1746: “Judging from the picture they paint of the Supreme Being… the most upright soul would be tempted to wish that such a being did not exist… The thought that a God did not exist has never terrified humanity, but the idea that a God such as is represented exists.”

1746: “God must be imagined as neither too kind nor too cruel. Justice is the mean between clemency and cruelty, just as finite penalties are the mean between impunity and eternal punishment.”

1746: “There are pietists who do not think it necessary to hate themselves in order to love God… according to their moods they see a jealous or a merciful God; it is a fever with its hot and cold fits.”

1746: “Yes, I maintain that superstition is more of an insult to God than atheism.”

1746: “Only the deist can oppose the atheist.

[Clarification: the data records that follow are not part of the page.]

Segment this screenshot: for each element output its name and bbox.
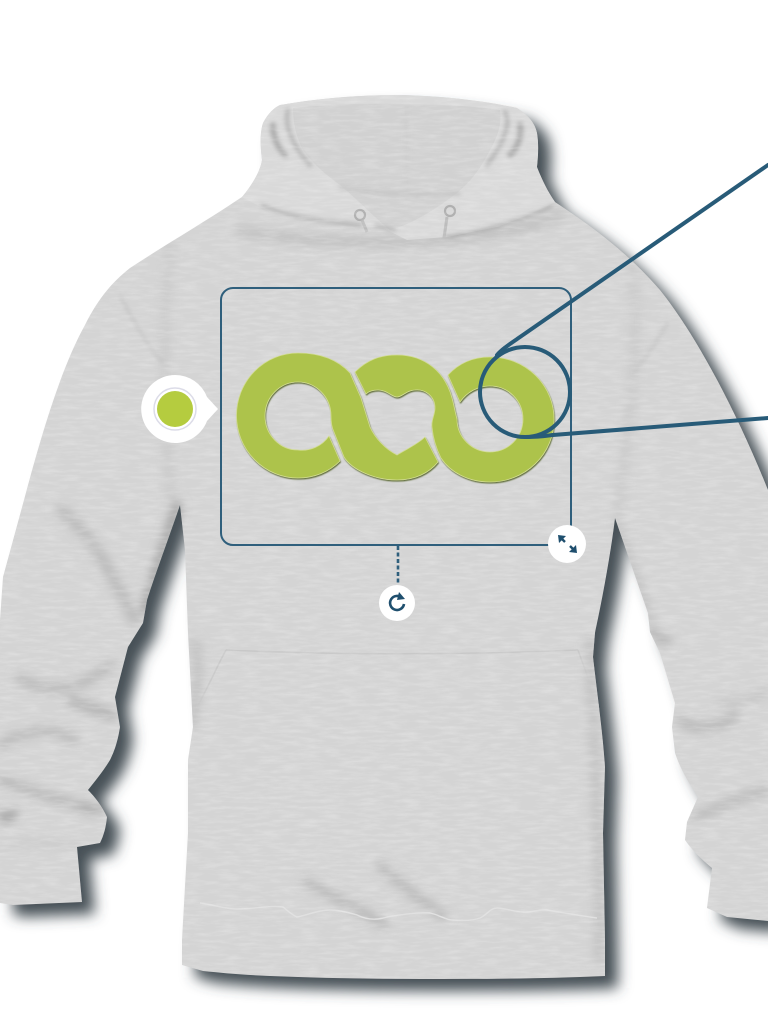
rotate connector bbox=[397, 546, 399, 585]
hood outer bbox=[394, 122, 555, 240]
hood opening shadows bbox=[262, 105, 552, 237]
pocket bbox=[192, 650, 604, 720]
placement box bbox=[221, 288, 571, 545]
seams bbox=[120, 295, 668, 372]
printed logo bbox=[237, 353, 554, 482]
waistband seam bbox=[200, 903, 597, 920]
resize handle bbox=[548, 525, 586, 563]
hoodie shading folds bbox=[0, 215, 768, 960]
magnifier callout bbox=[480, 165, 768, 437]
logo: right band bbox=[355, 355, 554, 482]
drawstrings and eyelets bbox=[355, 206, 455, 238]
logo: left and heart band bbox=[237, 353, 438, 480]
color swatch picker bbox=[141, 375, 218, 443]
hood inner bbox=[293, 104, 500, 230]
rotate handle bbox=[379, 585, 415, 621]
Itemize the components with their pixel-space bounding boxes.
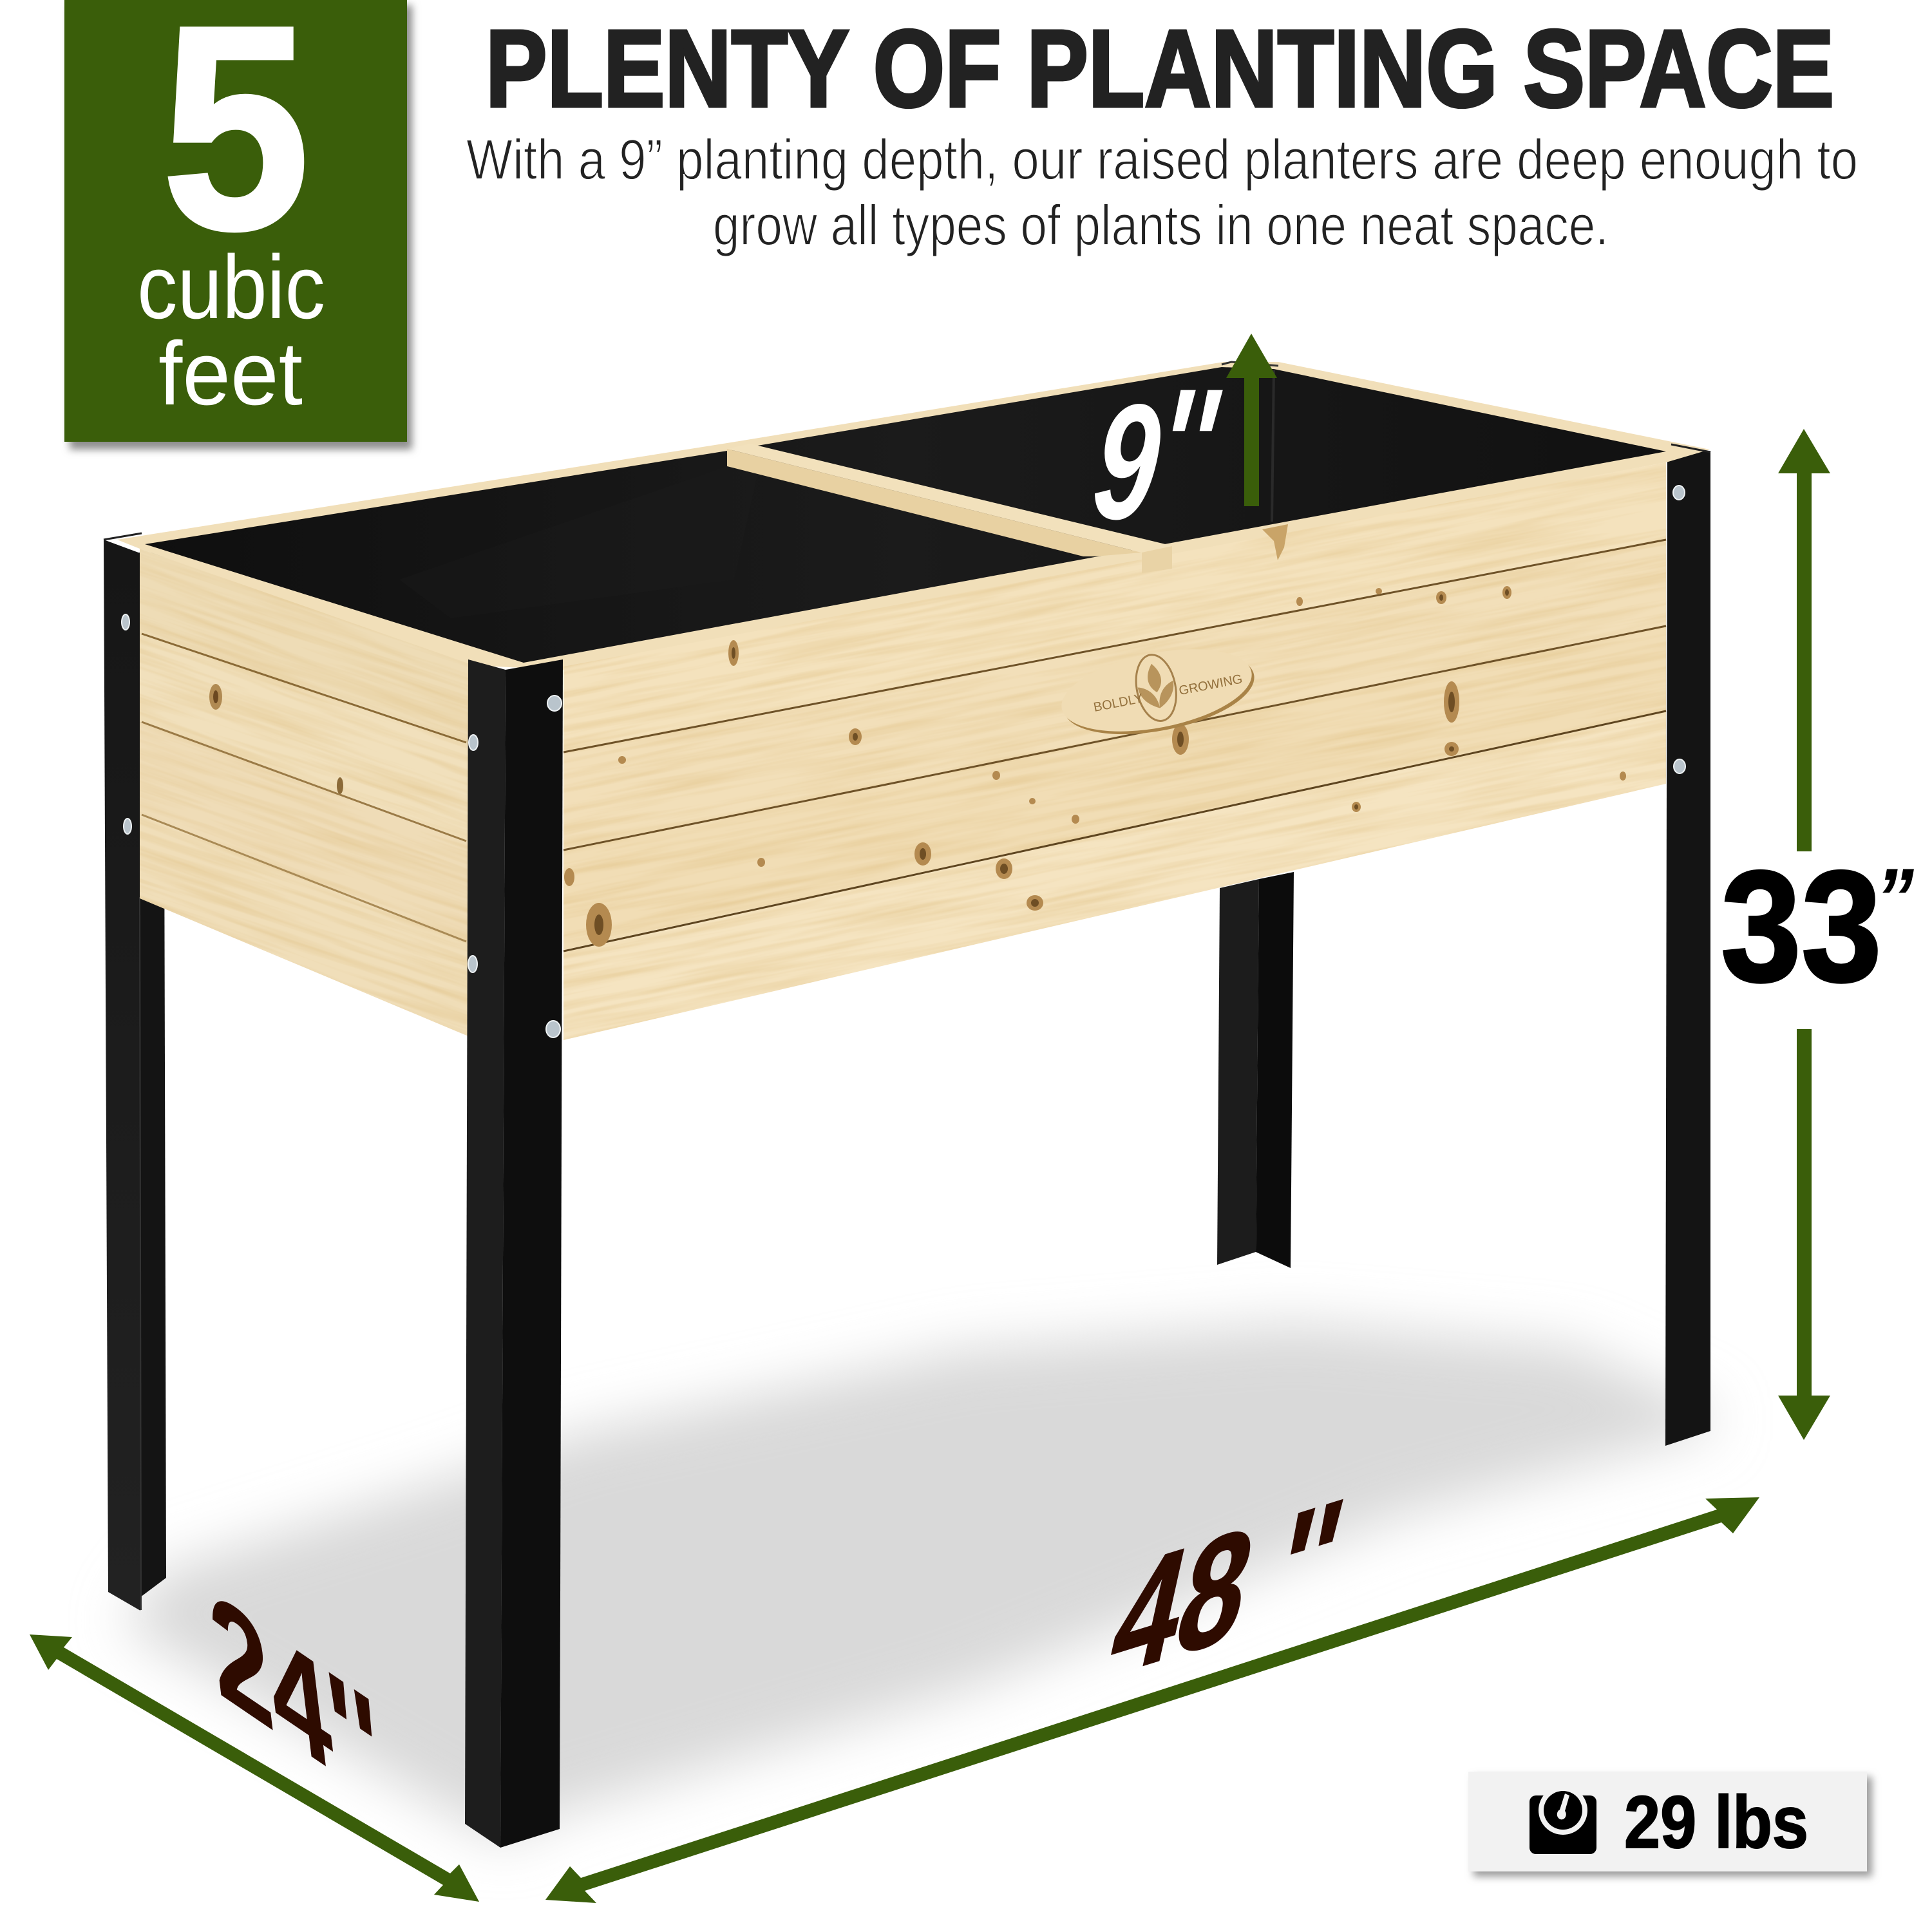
- front corner leg: [465, 659, 563, 1848]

The superstitious man is not so strong an opponent… His God is only a creature of the imagination.”

1746: “I tell you that there is no God; that Creation is a fiction; that the eternity of the universe is no more of a difficulty than the eternity of spirit.”

1746: “Thus to destroy chance is not to prove the existence of a supreme being, since there may be some other thing which is neither chance nor God — I mean, nature.”

1749: “If you want me to believe in God, you must make me touch him.”

1749: “What did we do to God, you and I, so that one of us possesses this organ [of sight], and the other is deprived of it?”

1751: “Atheism is the opinion of those who deny the existence of a God, author of the world.”

1769: “Do you see this egg? With this you can overthrow all the schools of theology, all the churches of the earth.”

1770: “Wandering in a vast forest at night, I have only a faint light to guide me. A stranger appears and says to me: ‘My friend, blow out your candle to find your way more clearly.’ This stranger is a theologian.”